Thomas Kyllo ¹ Dominic Allocco ¹ Laine V. Hei ¹ Heike Wulff ² JEFFREY ERICKSON ^1*

• ¹ Neuroscience Center, LSU Health Sciences Center New Orleans, Louisiana State University, New Orleans, Louisiana, United States
• ² University of California, Davis, Davis, California, United States

Riluzole exhibits neuroprotective and therapeutic effects in several neurological disease models associated with excessive synaptic glutamate (Glu) release. We recently showed riluzole prevents acute excitotoxic hippocampal neural injury at 3 days in the kainic acid (KA) model of temporal lobe epilepsy (TLE). Currently, it is unknown if preventing acute neural injury and the neuroinflammatory response is sufficient to suppress epileptogenesis.The KA rat model of TLE was used to determine if riluzole attenuates acute hippocampal neural injury and reactive gliosis.
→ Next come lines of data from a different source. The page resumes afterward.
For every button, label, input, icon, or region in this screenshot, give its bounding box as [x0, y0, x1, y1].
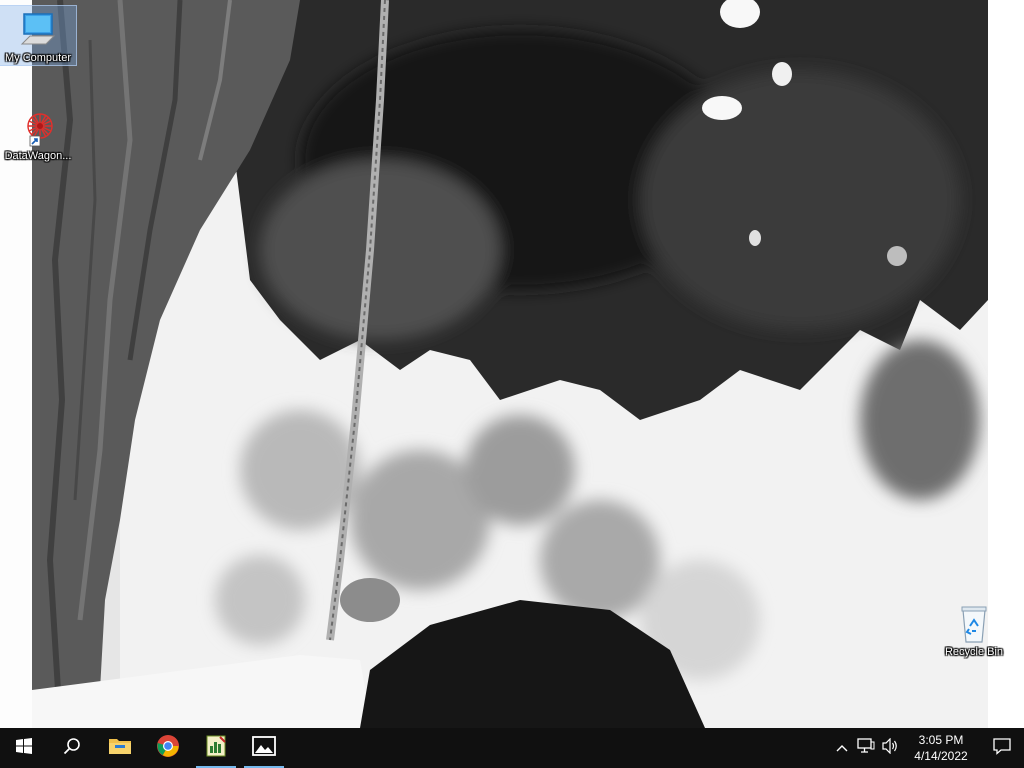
monitor-icon	[18, 10, 58, 50]
chevron-up-icon	[836, 739, 848, 757]
start-button[interactable]	[0, 728, 48, 768]
network-icon	[857, 737, 875, 759]
desktop-icon-label: DataWagon...	[4, 150, 72, 162]
desktop-icon-label: Recycle Bin	[944, 646, 1004, 658]
clock-date: 4/14/2022	[914, 749, 968, 763]
windows-start-icon	[16, 737, 32, 759]
tray-network-button[interactable]	[854, 728, 878, 768]
notification-icon	[993, 737, 1011, 760]
recycle-bin-icon	[954, 604, 994, 644]
volume-icon	[881, 737, 899, 759]
folder-icon	[108, 736, 132, 761]
tray-volume-button[interactable]	[878, 728, 902, 768]
search-icon	[63, 737, 81, 760]
photos-icon	[252, 735, 276, 761]
desktop-icon-my-computer[interactable]: My Computer	[0, 5, 77, 66]
taskbar-notepad-app[interactable]	[192, 728, 240, 768]
desktop-wallpaper	[0, 0, 1024, 728]
system-tray: 3:05 PM 4/14/2022	[830, 728, 1024, 768]
taskbar-file-explorer[interactable]	[96, 728, 144, 768]
desktop-icon-label: My Computer	[4, 52, 72, 64]
wallpaper-image	[32, 0, 1024, 728]
clock-time: 3:05 PM	[918, 733, 964, 747]
datawagon-icon	[18, 108, 58, 148]
search-button[interactable]	[48, 728, 96, 768]
desktop-icon-recycle-bin[interactable]: Recycle Bin	[936, 600, 1012, 659]
taskbar-photos[interactable]	[240, 728, 288, 768]
tray-overflow-button[interactable]	[830, 728, 854, 768]
taskbar-chrome[interactable]	[144, 728, 192, 768]
desktop-icon-datawagon[interactable]: DataWagon...	[0, 104, 76, 163]
taskbar-clock[interactable]: 3:05 PM 4/14/2022	[902, 728, 980, 768]
taskbar: 3:05 PM 4/14/2022	[0, 728, 1024, 768]
chart-notepad-icon	[204, 734, 228, 763]
chrome-icon	[156, 734, 180, 763]
action-center-button[interactable]	[980, 728, 1024, 768]
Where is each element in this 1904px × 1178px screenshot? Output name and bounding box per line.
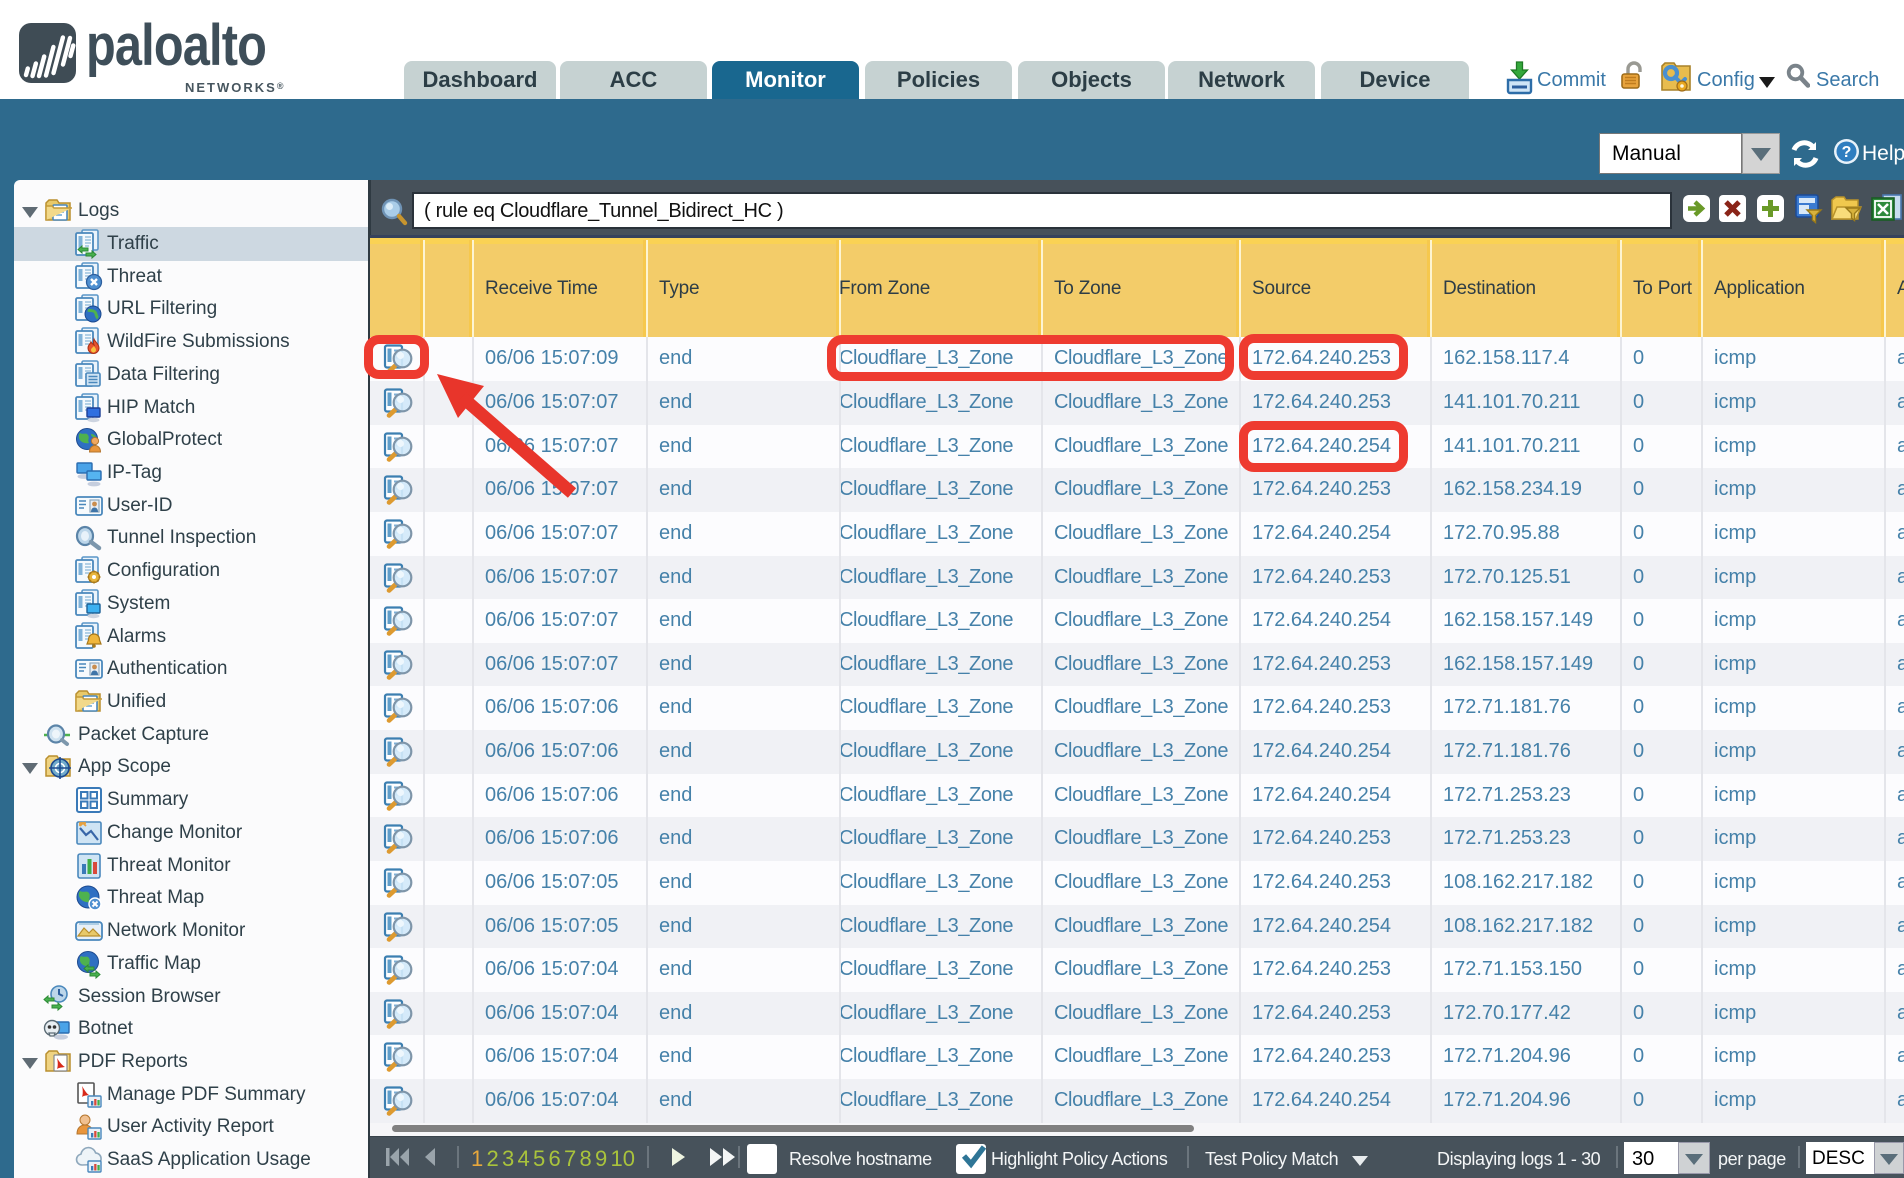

KA was administered to adult male Sprague-Dawley (250g) rats at 5 mg/kg/hr until status epilepticus (SE) was observed, and riluzole was administered at 10 mg/kg 1 hour and 4 hours after SE and once per day for the next two days. Immunostaining was used to assess neural injury (FJC & NeuN), microglial activation (Iba1 & ED-1/CD68) and astrogliosis (GFAP & vimentin) at day 7 and day 14 after KA-induced SE. Learning and memory tests (Ymaze, Novel object recognition test, Barnes maze), behavioral hyperexcitability tests, and spontaneous generalized recurrent seizure (SRS) activity (24-hour video monitoring) were assessed at 11-15 weeks.Here we show that KA-induced hippocampal neural injury precedes the neuroimmune response and that riluzole attenuates acute neural injury, microglial activation, and astrogliosis at 7 and 14 days. We find that reducing acute hippocampal injury and the associated neuroimmune response following KA-induced SE by riluzole attenuates hippocampal-dependent cognitive impairment, behavioral hyperexcitability, and tonic/clonic generalized SRS activity after 3 months. We also show that riluzole attenuates SE-associated body weight loss during the first week after KAinduced SE.Riluzole acts on multiple targets that are involved to prevent excessive synaptic Glu transmission and excitotoxic neuronal injury. Attenuating KA-induced neural injury and subsequent microglia/astrocyte activation in the hippocampus and extralimbic regions with riluzole reduces TLE-associated cognitive deficits and generalized SRS and suggests that riluzole could be a potential antiepileptogenic drug.